PDA for a language where the second part is not the reverse of the first part

Question

I came across an exercise for constructing a PDA for the following language:

$$L = \{ncm \mid n,m\in\{a,b\}^* \text{ and } n \ne m^R\}.$$

Where $L \subseteq ({a,b,c})^*$

So $n$ and $m$ are both a combination of any number of $a$'s and $b$'s, but $n$ is not the reverse of $m$.

Does anyone have some tips or advice, would be much appreciated!

Answer 1

This answer is for the original version of the question, in which "$k$" was missing.

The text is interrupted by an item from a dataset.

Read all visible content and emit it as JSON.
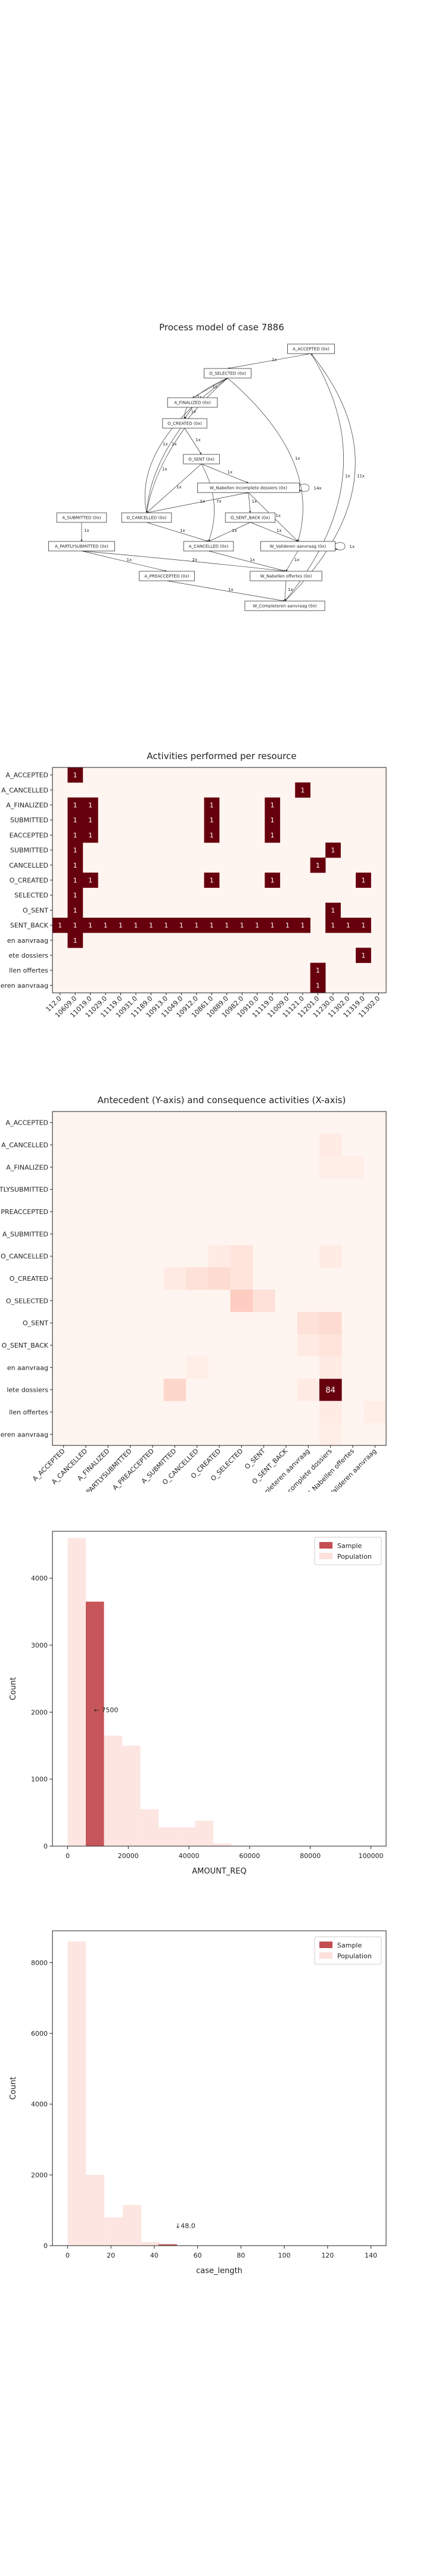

Your language contains all non-empty words. Indeed, if $w \neq \epsilon$ then you can write $w = nm$, where $m = \epsilon$ and $n = w \neq \epsilon = m^R$. In contrast, if $\epsilon = nm$ then $n=m=\epsilon$ and so necessarily $n=m^R$.

Answer 2

Suppose that $w = ncm$, where $n \neq m^R$, say $n$'th $i$-th letter from the left, $\sigma$, differs from $m$'s $i$-th letter from the right, $\tau$. Then $$ w \in \Sigma^{i-1} \sigma \Sigma^* c \Sigma^* \tau \Sigma^{i-1}, $$ where $\Sigma = \{a,b\}$. Conversely, every $w$ of this form is in your language. You take it from here.

Answer 3

If you want to read a word $w$ with a PDA, and know if $w\in L$ or not, then you could:

1. put the letters of $w$ in the stack of the PDA until you read a $c$;
2. read the $c$ without changing the stack. If there is no $c$, then $w\notin L$;
3. read the remaining of $w$:
   • if you read another $c$, then $w\notin L$;
   • if the stack is empty before the end of $w$, then $w\in L$;
   • if you reach the end of $w$ before the stack is empty, then $w\in L$;
   • if you reach the end of $w$ and the stack is empty, then $w\notin L$;
   • if the letter read in $w$ is different than the letter on the top of the stack, then $w\in L$;
   • if these letters are the same, then remove it from the stack and continue reading $w$.